The incident occurred in the Bay Village area of Cleveland, Ohio. The boy’s family (not being named for his protection) released the video with his face blurred, in order to raise awareness and try and apprehend the bullies. The family’s last name is also being withheld to protect the boy’s identity.
“They targeted somebody who just really didn’t understand what was going on,” his mom told Fox news. “He was embarrassed because he did not know what the contents were until afterwards. And then he didn’t want anybody to know.”
The teens used the boy’s own cell phone to video tape the incident and upload the resulting video to Instagram, according to the boy’s mom.
“The bucket challenge is supposed to be raising awareness for this disease and now they’ve turned it into a sick joke,” the boy’s mother told Fox. “I just, I can’t understand why someone would do this, would be this cruel.”
When "The Price Is Right" game show host, Cleveland native Drew Carey read about the incident on Twitter, he promptly offered $10,000 as a reward for information leading to the perpetrators of the abuse.
Following Mr. Carey's lead, Jenny McCarthy and Donnie Wahlberg also offered an additional $10,000 each to the reward, making it $30,000 as of Sunday evening.
My son Quin, 10, has been diagnosed with Autism Spectrum Aspergers. Like many people considered to be on the Autism spectrum, my son has struggled with reading people’s intentions, which can lead to social difficulties and not realizing when someone is laughing at him and not with him.

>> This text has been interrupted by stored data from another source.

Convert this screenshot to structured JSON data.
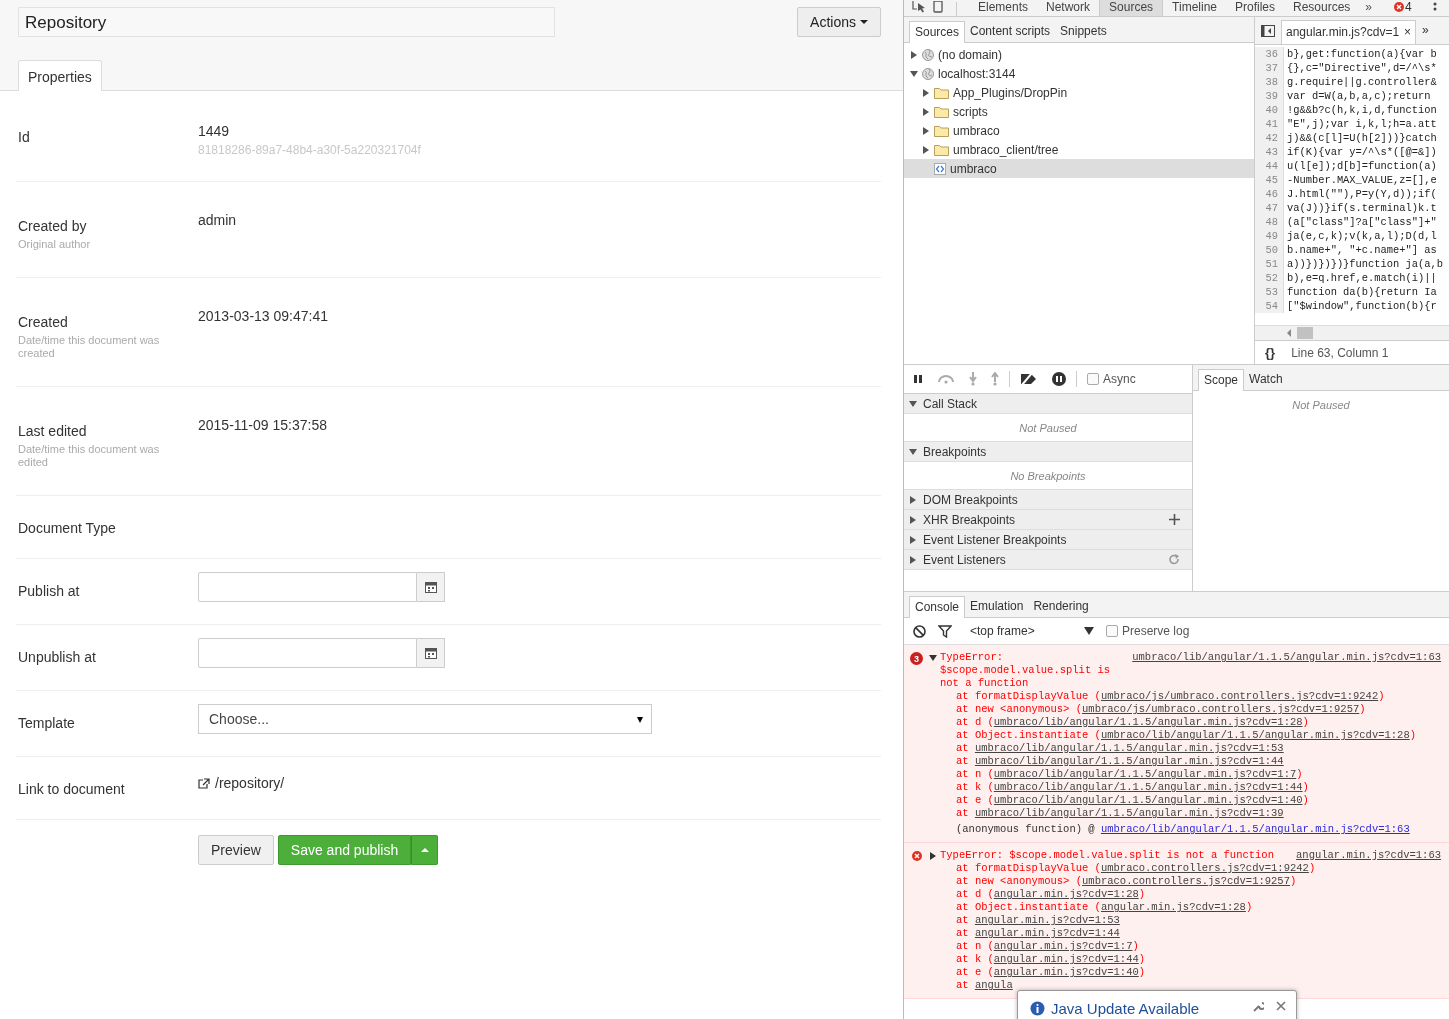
{
  "editor": {
    "name": "Repository",
    "actions_label": "Actions",
    "tabs": [
      {
        "label": "Properties",
        "selected": true
      }
    ],
    "properties": [
      {
        "kind": "text",
        "label": "Id",
        "value": "1449",
        "detail": "81818286-89a7-48b4-a30f-5a220321704f"
      },
      {
        "kind": "text",
        "label": "Created by",
        "description": "Original author",
        "value": "admin"
      },
      {
        "kind": "text",
        "label": "Created",
        "description": "Date/time this document was created",
        "value": "2013-03-13 09:47:41"
      },
      {
        "kind": "text",
        "label": "Last edited",
        "description": "Date/time this document was edited",
        "value": "2015-11-09 15:37:58"
      },
      {
        "kind": "text",
        "label": "Document Type"
      },
      {
        "kind": "date",
        "label": "Publish at"
      },
      {
        "kind": "date",
        "label": "Unpublish at"
      },
      {
        "kind": "select",
        "label": "Template",
        "value": "Choose..."
      },
      {
        "kind": "link",
        "label": "Link to document",
        "value": "/repository/"
      }
    ],
    "buttons": [
      {
        "kind": "default",
        "label": "Preview"
      },
      {
        "kind": "primary",
        "label": "Save and publish",
        "split": true
      }
    ]
  },
  "devtools": {
    "main_tabs": [
      {
        "label": "Elements",
        "selected": false
      },
      {
        "label": "Network",
        "selected": false
      },
      {
        "label": "Sources",
        "selected": true
      },
      {
        "label": "Timeline",
        "selected": false
      },
      {
        "label": "Profiles",
        "selected": false
      },
      {
        "label": "Resources",
        "selected": false
      }
    ],
    "more": "»",
    "error_count": "4",
    "sources": {
      "navigator_tabs": [
        {
          "label": "Sources",
          "selected": true
        },
        {
          "label": "Content scripts",
          "selected": false
        },
        {
          "label": "Snippets",
          "selected": false
        }
      ],
      "tree": [
        {
          "kind": "domain",
          "label": "(no domain)",
          "expanded": false,
          "selected": false
        },
        {
          "kind": "domain",
          "label": "localhost:3144",
          "expanded": true,
          "selected": false,
          "children": [
            {
              "kind": "folder",
              "label": "App_Plugins/DropPin",
              "expanded": false,
              "selected": false
            },
            {
              "kind": "folder",
              "label": "scripts",
              "expanded": false,
              "selected": false
            },
            {
              "kind": "folder",
              "label": "umbraco",
              "expanded": false,
              "selected": false
            },
            {
              "kind": "folder",
              "label": "umbraco_client/tree",
              "expanded": false,
              "selected": false
            },
            {
              "kind": "file",
              "label": "umbraco",
              "selected": true
            }
          ]
        }
      ],
      "editor_tab": {
        "label": "angular.min.js?cdv=1",
        "close": "×"
      },
      "more": "»",
      "lines": [
        {
          "number": "36",
          "code": "b},get:function(a){var b"
        },
        {
          "number": "37",
          "code": "{},c=\"Directive\",d=/^\\s*"
        },
        {
          "number": "38",
          "code": "g.require||g.controller&"
        },
        {
          "number": "39",
          "code": "var d=W(a,b,a,c);return"
        },
        {
          "number": "40",
          "code": "!g&&b?c(h,k,i,d,function"
        },
        {
          "number": "41",
          "code": "\"E\",j);var i,k,l;h=a.att"
        },
        {
          "number": "42",
          "code": "j)&&(c[l]=U(h[2]))}catch"
        },
        {
          "number": "43",
          "code": "if(K){var y=/^\\s*([@=&])"
        },
        {
          "number": "44",
          "code": "u(l[e]);d[b]=function(a)"
        },
        {
          "number": "45",
          "code": "-Number.MAX_VALUE,z=[],e"
        },
        {
          "number": "46",
          "code": "J.html(\"\"),P=y(Y,d));if("
        },
        {
          "number": "47",
          "code": "va(J))}if(s.terminal)k.t"
        },
        {
          "number": "48",
          "code": "(a[\"class\"]?a[\"class\"]+\""
        },
        {
          "number": "49",
          "code": "ja(e,c,k);v(k,a,l);D(d,l"
        },
        {
          "number": "50",
          "code": "b.name+\", \"+c.name+\"] as"
        },
        {
          "number": "51",
          "code": "a))})})})}function ja(a,b"
        },
        {
          "number": "52",
          "code": "b),e=q.href,e.match(i)||"
        },
        {
          "number": "53",
          "code": "function da(b){return Ia"
        },
        {
          "number": "54",
          "code": "[\"$window\",function(b){r"
        }
      ],
      "pretty_print": "{}",
      "status": "Line 63, Column 1"
    },
    "debugger": {
      "async": {
        "label": "Async",
        "checked": false
      },
      "sections": [
        {
          "kind": "plain",
          "title": "Call Stack",
          "expanded": true,
          "message": "Not Paused"
        },
        {
          "kind": "plain",
          "title": "Breakpoints",
          "expanded": true,
          "message": "No Breakpoints"
        },
        {
          "kind": "plain",
          "title": "DOM Breakpoints",
          "expanded": false
        },
        {
          "kind": "add",
          "title": "XHR Breakpoints",
          "expanded": false
        },
        {
          "kind": "plain",
          "title": "Event Listener Breakpoints",
          "expanded": false
        },
        {
          "kind": "refresh",
          "title": "Event Listeners",
          "expanded": false
        }
      ],
      "side_tabs": [
        {
          "label": "Scope",
          "selected": true
        },
        {
          "label": "Watch",
          "selected": false
        }
      ],
      "side_message": "Not Paused"
    },
    "console": {
      "tabs": [
        {
          "label": "Console",
          "selected": true
        },
        {
          "label": "Emulation",
          "selected": false
        },
        {
          "label": "Rendering",
          "selected": false
        }
      ],
      "context": "<top frame>",
      "preserve_log": {
        "label": "Preserve log",
        "checked": false
      },
      "messages": [
        {
          "count": "3",
          "expanded": true,
          "text": "TypeError: $scope.model.value.split is not a function",
          "source": "umbraco/lib/angular/1.1.5/angular.min.js?cdv=1:63",
          "stack": [
            {
              "before": "at formatDisplayValue (",
              "link": "umbraco/js/umbraco.controllers.js?cdv=1:9242",
              "after": ")"
            },
            {
              "before": "at new <anonymous> (",
              "link": "umbraco/js/umbraco.controllers.js?cdv=1:9257",
              "after": ")"
            },
            {
              "before": "at d (",
              "link": "umbraco/lib/angular/1.1.5/angular.min.js?cdv=1:28",
              "after": ")"
            },
            {
              "before": "at Object.instantiate (",
              "link": "umbraco/lib/angular/1.1.5/angular.min.js?cdv=1:28",
              "after": ")"
            },
            {
              "before": "at ",
              "link": "umbraco/lib/angular/1.1.5/angular.min.js?cdv=1:53"
            },
            {
              "before": "at ",
              "link": "umbraco/lib/angular/1.1.5/angular.min.js?cdv=1:44"
            },
            {
              "before": "at n (",
              "link": "umbraco/lib/angular/1.1.5/angular.min.js?cdv=1:7",
              "after": ")"
            },
            {
              "before": "at k (",
              "link": "umbraco/lib/angular/1.1.5/angular.min.js?cdv=1:44",
              "after": ")"
            },
            {
              "before": "at e (",
              "link": "umbraco/lib/angular/1.1.5/angular.min.js?cdv=1:40",
              "after": ")"
            },
            {
              "before": "at ",
              "link": "umbraco/lib/angular/1.1.5/angular.min.js?cdv=1:39"
            }
          ],
          "origin": {
            "text": "(anonymous function) @",
            "link": "umbraco/lib/angular/1.1.5/angular.min.js?cdv=1:63"
          }
        },
        {
          "expanded": false,
          "text": "TypeError: $scope.model.value.split is not a function",
          "source": "angular.min.js?cdv=1:63",
          "stack": [
            {
              "before": "at formatDisplayValue (",
              "link": "umbraco.controllers.js?cdv=1:9242",
              "after": ")"
            },
            {
              "before": "at new <anonymous> (",
              "link": "umbraco.controllers.js?cdv=1:9257",
              "after": ")"
            },
            {
              "before": "at d (",
              "link": "angular.min.js?cdv=1:28",
              "after": ")"
            },
            {
              "before": "at Object.instantiate (",
              "link": "angular.min.js?cdv=1:28",
              "after": ")"
            },
            {
              "before": "at ",
              "link": "angular.min.js?cdv=1:53"
            },
            {
              "before": "at ",
              "link": "angular.min.js?cdv=1:44"
            },
            {
              "before": "at n (",
              "link": "angular.min.js?cdv=1:7",
              "after": ")"
            },
            {
              "before": "at k (",
              "link": "angular.min.js?cdv=1:44",
              "after": ")"
            },
            {
              "before": "at e (",
              "link": "angular.min.js?cdv=1:40",
              "after": ")"
            },
            {
              "before": "at ",
              "link": "angula"
            }
          ]
        }
      ]
    }
  },
  "notification": {
    "title": "Java Update Available"
  }
}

Seeing this story takes me back to all the times my son has been tricked into saying or doing embarrassing things he thought would make him “one of the popular kids,” but only made him the joke.
Fortunately, for the boy who was the victim in this case, these teens suffered their own inability to read society at large when it comes to something like a viral do-gooder campaign, like the Ice Bucket Challenge has turned out to be.
The bullies may have thought they could hijack the social media capitol of the fundraising challenge and use it to hurt someone by humiliating them and sharing it with friends.
However, Carey and others were too fast for these teens, whose atrocious deed has made the hunt for unmasking them almost as popular as the original challenge.
The teens responsible for the prank are now being tracked by police, school officials, and a host of offended Ice Bucket Challenge supporters, as well as those seeking Carey’s bounty on them.
Clearly, in their haste to lay waste to this young man’s self-esteem, these bullies failed to recognize a very basic unwritten tenant of online campaigns that go viral: that same audience which unifies for good can quickly mobilize against those who seek to do harm.
Perhaps the next happy thought we can share will be in knowing that, while some bullies seem to have ice water in their veins, the collective effect of warm hearts can still prevail.